El documento, publicado originalmente en lengua italiana y acompañado de traducciones y resúmenes oficiales, subraya la imperiosa necesidad de elaborar un mecanismo claro para la aplicación de la igualdad de género en el lugar de trabajo. De igual modo, aconseja establecer nuevos parámetros para la validación de fundaciones de vida consagrada y la figura de un delegado específico en cada demarcación diocesana.

Coordinación y liderazgo cardenalicio

Este informe carece de carácter vinculante y será examinado próximamente por el Papa León XIV. Su redacción marca el fin de las labores de este equipo especializado, uno de los diez grupos de trabajo impulsados en 2024 por el Papa Francisco en el marco del proceso sinodal, los cuales concluyen formalmente sus funciones al hacer públicos sus escritos conclusivos.

La coordinación de esta mesa técnica recayó sobre el arzobispo de Newark, el cardenal Joseph William Tobin. Junto a él colaboraron figuras de peso en la Curia Romana como los cardenales Kevin Farrell, Luis Antonio Tagle y João Braz de Aviz, además de la prefecta sor Simona Brambilla.

Entre los ejes centrales del documento se encuentra la exigencia de incrementar la intervención de religiosos y religiosas en las dinámicas de discernimiento y adopción de resoluciones pastorales. Los expertos aconsejan fortalecer la relación entre las conferencias de superiores y superioras mayores y las conferencias episcopales para incluir a las personas consagradas en los procesos decisionales, garantizando que su perspectiva carismática trascienda el ámbito nacional y permee la estructura de base diocesana.

Protocolos de entendimiento y resolución de conflictos

El análisis también pone el foco en la necesidad de ordenar las conexiones administrativas y operativas entre los obispados y las congregaciones religiosas mediante directrices unificadas.

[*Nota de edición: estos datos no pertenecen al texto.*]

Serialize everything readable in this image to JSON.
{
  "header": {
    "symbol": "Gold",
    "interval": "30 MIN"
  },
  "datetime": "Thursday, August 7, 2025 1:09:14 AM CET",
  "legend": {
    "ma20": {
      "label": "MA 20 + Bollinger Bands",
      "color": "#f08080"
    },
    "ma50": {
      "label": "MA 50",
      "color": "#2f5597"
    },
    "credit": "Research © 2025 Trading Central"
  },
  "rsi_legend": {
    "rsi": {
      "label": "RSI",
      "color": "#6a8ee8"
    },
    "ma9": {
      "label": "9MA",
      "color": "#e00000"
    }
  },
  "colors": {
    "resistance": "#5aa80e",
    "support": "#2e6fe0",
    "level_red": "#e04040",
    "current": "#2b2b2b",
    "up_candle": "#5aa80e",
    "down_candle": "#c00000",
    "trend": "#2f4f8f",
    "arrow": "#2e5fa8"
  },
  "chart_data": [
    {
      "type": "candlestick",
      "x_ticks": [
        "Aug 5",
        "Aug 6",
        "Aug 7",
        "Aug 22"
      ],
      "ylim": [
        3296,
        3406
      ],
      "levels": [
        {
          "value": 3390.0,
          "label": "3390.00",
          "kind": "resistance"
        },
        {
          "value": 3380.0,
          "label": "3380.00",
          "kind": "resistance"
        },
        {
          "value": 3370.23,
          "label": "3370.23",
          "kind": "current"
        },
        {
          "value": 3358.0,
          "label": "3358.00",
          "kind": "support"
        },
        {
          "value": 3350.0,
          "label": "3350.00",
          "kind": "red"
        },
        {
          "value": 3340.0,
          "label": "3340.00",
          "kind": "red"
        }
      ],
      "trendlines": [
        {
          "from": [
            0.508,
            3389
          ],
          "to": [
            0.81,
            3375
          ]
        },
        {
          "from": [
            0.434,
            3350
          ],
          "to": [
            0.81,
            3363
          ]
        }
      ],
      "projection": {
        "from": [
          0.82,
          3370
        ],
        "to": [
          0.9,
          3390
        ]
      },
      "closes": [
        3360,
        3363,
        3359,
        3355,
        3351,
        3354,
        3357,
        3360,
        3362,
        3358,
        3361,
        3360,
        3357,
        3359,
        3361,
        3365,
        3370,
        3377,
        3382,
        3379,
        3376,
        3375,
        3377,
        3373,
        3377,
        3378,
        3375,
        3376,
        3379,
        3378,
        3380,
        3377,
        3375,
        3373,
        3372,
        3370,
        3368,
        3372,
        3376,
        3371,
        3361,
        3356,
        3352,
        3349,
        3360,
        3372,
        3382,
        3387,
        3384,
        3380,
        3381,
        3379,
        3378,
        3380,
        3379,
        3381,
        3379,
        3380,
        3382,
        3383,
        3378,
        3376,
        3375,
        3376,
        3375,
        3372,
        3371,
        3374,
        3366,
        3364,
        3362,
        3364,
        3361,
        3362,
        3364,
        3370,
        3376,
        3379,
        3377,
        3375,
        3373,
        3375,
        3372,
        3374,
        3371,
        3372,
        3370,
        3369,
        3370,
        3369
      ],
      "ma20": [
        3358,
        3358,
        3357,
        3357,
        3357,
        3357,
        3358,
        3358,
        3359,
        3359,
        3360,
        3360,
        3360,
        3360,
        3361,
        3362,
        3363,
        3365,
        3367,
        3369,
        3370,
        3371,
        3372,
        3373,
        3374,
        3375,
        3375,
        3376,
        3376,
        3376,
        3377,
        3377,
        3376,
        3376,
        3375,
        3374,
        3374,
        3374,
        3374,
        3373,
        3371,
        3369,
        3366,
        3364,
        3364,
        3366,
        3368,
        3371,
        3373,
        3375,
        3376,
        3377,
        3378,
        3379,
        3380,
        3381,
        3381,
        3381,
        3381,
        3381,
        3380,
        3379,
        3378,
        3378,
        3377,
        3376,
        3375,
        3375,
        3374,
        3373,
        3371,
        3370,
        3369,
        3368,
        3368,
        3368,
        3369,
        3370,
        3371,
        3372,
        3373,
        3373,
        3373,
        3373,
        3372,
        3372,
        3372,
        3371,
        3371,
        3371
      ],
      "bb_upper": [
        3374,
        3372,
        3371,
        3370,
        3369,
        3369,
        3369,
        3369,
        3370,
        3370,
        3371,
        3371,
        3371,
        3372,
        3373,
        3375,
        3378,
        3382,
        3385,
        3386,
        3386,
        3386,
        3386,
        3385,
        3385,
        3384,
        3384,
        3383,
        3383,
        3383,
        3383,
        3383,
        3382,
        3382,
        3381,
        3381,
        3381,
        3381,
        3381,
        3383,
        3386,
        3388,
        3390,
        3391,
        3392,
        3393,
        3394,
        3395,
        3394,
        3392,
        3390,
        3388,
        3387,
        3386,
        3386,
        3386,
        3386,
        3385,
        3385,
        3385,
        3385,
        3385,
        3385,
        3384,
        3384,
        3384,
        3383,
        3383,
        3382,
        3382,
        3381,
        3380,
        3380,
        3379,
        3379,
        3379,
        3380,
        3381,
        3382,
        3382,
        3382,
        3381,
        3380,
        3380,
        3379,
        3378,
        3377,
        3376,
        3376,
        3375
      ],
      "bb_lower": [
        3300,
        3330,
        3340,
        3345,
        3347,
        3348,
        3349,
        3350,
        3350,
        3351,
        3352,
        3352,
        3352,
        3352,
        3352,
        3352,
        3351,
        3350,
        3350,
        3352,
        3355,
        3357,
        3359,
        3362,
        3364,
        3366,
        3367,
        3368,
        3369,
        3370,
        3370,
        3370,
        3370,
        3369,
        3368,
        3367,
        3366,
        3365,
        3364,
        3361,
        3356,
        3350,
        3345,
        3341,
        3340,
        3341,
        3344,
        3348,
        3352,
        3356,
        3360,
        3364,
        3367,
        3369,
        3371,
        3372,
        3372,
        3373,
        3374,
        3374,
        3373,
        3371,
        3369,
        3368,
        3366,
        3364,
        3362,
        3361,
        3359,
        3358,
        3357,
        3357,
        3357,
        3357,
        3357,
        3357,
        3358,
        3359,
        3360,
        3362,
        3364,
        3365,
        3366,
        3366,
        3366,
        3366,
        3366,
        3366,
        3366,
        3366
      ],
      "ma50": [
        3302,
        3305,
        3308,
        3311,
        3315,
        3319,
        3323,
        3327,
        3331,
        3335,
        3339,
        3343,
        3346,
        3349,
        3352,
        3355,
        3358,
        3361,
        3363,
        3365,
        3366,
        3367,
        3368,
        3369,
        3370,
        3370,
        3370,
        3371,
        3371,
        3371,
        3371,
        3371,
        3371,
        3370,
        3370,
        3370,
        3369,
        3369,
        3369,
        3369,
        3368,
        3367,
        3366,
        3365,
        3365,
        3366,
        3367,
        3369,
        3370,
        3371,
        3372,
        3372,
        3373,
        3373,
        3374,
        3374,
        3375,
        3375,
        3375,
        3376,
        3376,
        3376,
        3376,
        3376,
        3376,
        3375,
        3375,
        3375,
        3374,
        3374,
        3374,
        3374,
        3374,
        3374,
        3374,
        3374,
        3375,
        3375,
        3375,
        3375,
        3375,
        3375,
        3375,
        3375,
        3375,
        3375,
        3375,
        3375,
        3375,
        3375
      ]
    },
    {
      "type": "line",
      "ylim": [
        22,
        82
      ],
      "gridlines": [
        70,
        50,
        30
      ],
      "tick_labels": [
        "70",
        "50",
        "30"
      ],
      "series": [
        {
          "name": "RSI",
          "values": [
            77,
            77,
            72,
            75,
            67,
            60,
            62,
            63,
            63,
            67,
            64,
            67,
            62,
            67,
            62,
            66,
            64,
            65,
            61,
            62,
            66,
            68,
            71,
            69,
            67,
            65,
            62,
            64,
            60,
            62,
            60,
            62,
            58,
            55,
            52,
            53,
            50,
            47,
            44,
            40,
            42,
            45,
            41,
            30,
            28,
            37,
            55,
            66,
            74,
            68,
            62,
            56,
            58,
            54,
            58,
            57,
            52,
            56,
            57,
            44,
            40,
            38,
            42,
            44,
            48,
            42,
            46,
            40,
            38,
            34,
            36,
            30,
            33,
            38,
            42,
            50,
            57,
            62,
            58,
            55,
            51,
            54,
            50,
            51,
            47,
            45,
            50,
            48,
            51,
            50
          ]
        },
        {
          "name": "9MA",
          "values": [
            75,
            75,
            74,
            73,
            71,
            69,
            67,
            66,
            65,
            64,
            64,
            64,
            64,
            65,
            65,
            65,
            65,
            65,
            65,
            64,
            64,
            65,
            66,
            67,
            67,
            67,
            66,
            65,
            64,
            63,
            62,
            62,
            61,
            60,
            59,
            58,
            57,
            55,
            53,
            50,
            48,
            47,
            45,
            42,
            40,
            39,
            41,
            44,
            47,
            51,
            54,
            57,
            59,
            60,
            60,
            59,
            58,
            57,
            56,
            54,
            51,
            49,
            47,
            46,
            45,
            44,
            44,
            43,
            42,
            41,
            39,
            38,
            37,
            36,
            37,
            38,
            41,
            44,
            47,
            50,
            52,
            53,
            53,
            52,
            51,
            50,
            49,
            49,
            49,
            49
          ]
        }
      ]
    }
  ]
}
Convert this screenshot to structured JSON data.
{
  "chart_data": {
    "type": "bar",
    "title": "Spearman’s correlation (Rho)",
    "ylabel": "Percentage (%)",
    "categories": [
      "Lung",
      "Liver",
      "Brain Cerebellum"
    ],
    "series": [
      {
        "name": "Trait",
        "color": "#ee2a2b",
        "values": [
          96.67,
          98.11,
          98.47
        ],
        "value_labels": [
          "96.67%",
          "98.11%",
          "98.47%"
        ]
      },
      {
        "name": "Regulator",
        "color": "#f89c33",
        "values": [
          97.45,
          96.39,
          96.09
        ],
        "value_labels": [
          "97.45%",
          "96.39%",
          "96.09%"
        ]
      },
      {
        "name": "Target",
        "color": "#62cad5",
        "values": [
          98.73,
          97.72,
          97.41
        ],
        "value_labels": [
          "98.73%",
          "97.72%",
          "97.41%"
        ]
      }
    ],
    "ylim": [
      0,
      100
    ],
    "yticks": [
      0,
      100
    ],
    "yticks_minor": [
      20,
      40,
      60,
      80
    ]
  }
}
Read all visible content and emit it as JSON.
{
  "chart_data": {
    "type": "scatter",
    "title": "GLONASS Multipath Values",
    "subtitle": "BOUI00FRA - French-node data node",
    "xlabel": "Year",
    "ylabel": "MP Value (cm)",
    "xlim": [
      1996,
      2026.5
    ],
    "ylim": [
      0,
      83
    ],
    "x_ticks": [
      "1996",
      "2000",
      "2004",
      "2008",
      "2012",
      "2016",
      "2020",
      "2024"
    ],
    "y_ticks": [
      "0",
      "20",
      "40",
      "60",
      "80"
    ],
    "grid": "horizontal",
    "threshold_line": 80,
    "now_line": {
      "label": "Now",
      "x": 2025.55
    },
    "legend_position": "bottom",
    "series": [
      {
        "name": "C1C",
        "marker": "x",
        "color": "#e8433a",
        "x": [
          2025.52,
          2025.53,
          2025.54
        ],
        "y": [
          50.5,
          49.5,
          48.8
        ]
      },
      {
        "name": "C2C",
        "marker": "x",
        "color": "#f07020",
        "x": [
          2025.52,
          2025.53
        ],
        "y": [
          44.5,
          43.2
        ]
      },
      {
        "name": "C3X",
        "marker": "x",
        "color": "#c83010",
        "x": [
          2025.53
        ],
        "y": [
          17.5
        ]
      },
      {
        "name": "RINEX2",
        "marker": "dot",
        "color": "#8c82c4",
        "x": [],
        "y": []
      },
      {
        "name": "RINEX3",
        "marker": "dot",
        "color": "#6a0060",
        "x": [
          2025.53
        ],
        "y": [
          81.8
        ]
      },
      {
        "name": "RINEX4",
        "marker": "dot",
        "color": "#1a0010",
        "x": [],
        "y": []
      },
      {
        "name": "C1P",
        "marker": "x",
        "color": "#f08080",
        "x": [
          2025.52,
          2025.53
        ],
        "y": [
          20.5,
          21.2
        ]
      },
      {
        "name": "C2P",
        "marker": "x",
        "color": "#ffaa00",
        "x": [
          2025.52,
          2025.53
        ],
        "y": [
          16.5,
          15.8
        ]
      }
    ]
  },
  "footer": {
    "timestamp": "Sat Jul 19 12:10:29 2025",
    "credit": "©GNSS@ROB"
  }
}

Los redactores sugieren la creación de un modelo estándar de protocolo de entendimiento con el fin de prevenir fricciones y administrar con absoluta transparencia los recursos materiales y pastorales. En este sentido, se puntualiza que las cuestiones relativas a la propiedad y a la remuneración deberían acordarse de manera clara y justa en los protocolos de entendimiento.

Para gestionar posibles disputas institucionales, el informe aboga por la creación de comités de conciliación integrados por representantes episcopales y miembros de la vida consagrada, estableciendo que la resolución oportuna de las cuestiones, respetando la privacidad y la confidencialidad, debería convertirse en una prioridad y estar sujeta a plazos precisos.

Supervisión y mayor protagonismo femenino

Con el propósito de asegurar una fiscalización adecuada, el texto demanda la aplicación de medidas estatutarias pertinentes y vinculadas a plazos precisos para garantizar el seguimiento y la responsabilidad de las relaciones entre los obispos y los consagrados y consagradas. Asimismo, se insta a que los seminarios y centros de estudio eclesiásticos actualicen sus planes de estudio para que la formación del clero incluya el conocimiento de la vida consagrada.

Una de las propuestas más disruptivas del informe es la apertura hacia una mayor participación de las mujeres religiosas en procesos de elección eclesiástica. La propuesta estipula que las consagradas puedan participar en el proceso de elección de los obispos responsables de la vida consagrada a nivel nacional y diocesano, así como en la designación de capellanes para instituciones comunitarias.

Con esta publicación, son ya siete de los diez grupos iniciales los que han presentado sus conclusiones definitivas ante la secretaría sinodal, mientras continúan los trabajos de las distintas comisiones temáticas y las revisiones de los apartados restantes vinculados a la liturgia y al estatuto de las conferencias episcopales.